Le paquet se compose de quatre textes :
- une directive révisant la directive no 2003/87/CE établissant un système communautaire d’échange de quotas d’émissions de gaz à effet de serre (SCEQE) afin d’étendre son champ d’application et de modifier les modalités d’allocation ;
- une décision sur le partage des efforts entre Etats membres, visant les secteurs non couverts par le SCEQE ;
- une directive sur les énergies renouvelables ;
- une directive sur le stockage géologique du dioxyde de carbone (CSC).
La directive sur le SCEQE prévoit qu’à partir du 1er janvier 2013, les quotas d’émission jusqu’alors alloués gratuitement aux principaux émetteurs industriels seront progressivement mis aux enchères(11). Pour le secteur de l’électricité, l’intégralité des quotas sera mise aux enchères dès 2013. L’aviation désormais incluse dans le marché européen, devra acquérir 15 % de ses quotas.
La mise en œuvre du paquet énergie-climat est en cours. Elle implique l’adoption d’une vingtaine d’actes d’ici 2013.
La directive SCEQE prévoyait l’adoption par la Commission européenne, selon la procédure de comitologie, d’un règlement concernant le calendrier, la gestion et les autres aspects de la mise aux enchères avant le 30 juin 2010.
Ce règlement a été adopté à l’unanimité par le comité du changement climatique, qui réunit des représentants des Etats membres et de la Commission européenne, le 14 juillet 2010, puis adopté définitivement par la Commission européenne le 12 novembre 2010((12). Le retard pris par rapport au calendrier du paquet énergie-climat s’explique par des désaccords entre Etats membres sur la plateforme d’enchères.

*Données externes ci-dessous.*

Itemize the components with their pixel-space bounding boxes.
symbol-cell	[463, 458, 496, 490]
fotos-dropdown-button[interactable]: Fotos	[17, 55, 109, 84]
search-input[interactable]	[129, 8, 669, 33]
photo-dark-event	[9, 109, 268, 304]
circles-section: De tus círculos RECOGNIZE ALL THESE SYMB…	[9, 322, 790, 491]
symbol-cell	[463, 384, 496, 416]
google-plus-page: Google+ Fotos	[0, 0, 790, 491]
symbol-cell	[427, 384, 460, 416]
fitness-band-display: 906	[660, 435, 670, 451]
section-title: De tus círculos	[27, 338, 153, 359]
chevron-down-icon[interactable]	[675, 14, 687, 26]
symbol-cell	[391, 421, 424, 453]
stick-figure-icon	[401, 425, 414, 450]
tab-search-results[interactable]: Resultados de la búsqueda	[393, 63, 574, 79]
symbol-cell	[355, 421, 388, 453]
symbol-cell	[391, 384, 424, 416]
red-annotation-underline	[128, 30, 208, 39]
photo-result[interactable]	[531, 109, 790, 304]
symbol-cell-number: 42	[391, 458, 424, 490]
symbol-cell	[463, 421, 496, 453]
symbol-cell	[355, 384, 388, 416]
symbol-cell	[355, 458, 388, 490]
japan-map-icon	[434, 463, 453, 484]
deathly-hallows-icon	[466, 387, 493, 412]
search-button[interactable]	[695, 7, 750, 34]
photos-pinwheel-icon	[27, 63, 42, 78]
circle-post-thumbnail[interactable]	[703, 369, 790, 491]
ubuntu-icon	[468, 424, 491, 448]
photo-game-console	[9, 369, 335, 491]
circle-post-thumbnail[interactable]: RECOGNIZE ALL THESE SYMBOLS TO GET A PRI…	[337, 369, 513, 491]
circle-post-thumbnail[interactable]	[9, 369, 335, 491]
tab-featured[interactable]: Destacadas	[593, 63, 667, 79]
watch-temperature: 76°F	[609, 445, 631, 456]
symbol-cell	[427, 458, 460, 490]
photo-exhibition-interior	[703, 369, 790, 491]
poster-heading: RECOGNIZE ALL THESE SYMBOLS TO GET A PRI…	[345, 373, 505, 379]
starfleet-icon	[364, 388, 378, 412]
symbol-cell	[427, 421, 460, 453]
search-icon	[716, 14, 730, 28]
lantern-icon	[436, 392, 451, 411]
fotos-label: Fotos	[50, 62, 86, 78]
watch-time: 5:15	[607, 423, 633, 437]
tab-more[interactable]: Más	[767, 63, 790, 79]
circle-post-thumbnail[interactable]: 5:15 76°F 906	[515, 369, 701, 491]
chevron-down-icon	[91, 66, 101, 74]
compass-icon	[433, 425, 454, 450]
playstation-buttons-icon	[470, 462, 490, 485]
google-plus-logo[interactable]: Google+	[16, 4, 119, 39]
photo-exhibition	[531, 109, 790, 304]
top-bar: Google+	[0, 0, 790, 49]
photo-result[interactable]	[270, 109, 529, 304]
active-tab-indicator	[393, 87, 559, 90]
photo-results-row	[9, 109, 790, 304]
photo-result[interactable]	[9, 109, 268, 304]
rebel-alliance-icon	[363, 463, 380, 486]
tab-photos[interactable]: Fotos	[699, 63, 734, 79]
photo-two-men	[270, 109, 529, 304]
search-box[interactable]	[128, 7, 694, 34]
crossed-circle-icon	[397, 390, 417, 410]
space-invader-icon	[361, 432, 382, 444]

La Commission européenne s’était initialement prononcée en faveur d’une plateforme d’enchères européenne commune. Cela correspondait à la position de la France, qui avait suivi les recommandations d’un groupe d’experts présidé par M. Jean-Michel Charpin, inspecteur général des finances(13). Le rapport soulignait en effet qu’«  une plate-forme européenne unique présente les propriétés requises pour : maximiser l’efficacité allocative des enchères en Europe ; apporter toutes garanties aux entreprises sur l’unicité du signal-prix carbone ; minimiser les coûts (économies d’échelle) et les risques opérationnels pour les acteurs des adjudications ; contribuer à positionner l’Union européenne de manière visible et crédible, en prévision du marché mondial qui va se mettre en place ».
Quatre Etats membres, l’Allemagne, le Royaume-Uni, l’Espagne et la Pologne, se sont opposés à la création d’une plateforme unique de mise aux enchères. Le règlement prévoit donc la possibilité de créer des plateformes nationales. Cependant, comme l’a souligné Mme Fabienne Keller, sénatrice, dans une communication présentée le 29 septembre 2010 à la commission des affaires européennes du Sénat, l’encadrement des plateformes nationales organisé par le règlement réduit les risques de distorsion de concurrence et de perturbation du marché européen du carbone. Il est probable que la plateforme européenne sera commune à vingt-quatre ou vingt-cinq Etats membres, seuls le Royaume-Uni et l’Allemagne étant certains de choisir d’avoir leur propre plateforme.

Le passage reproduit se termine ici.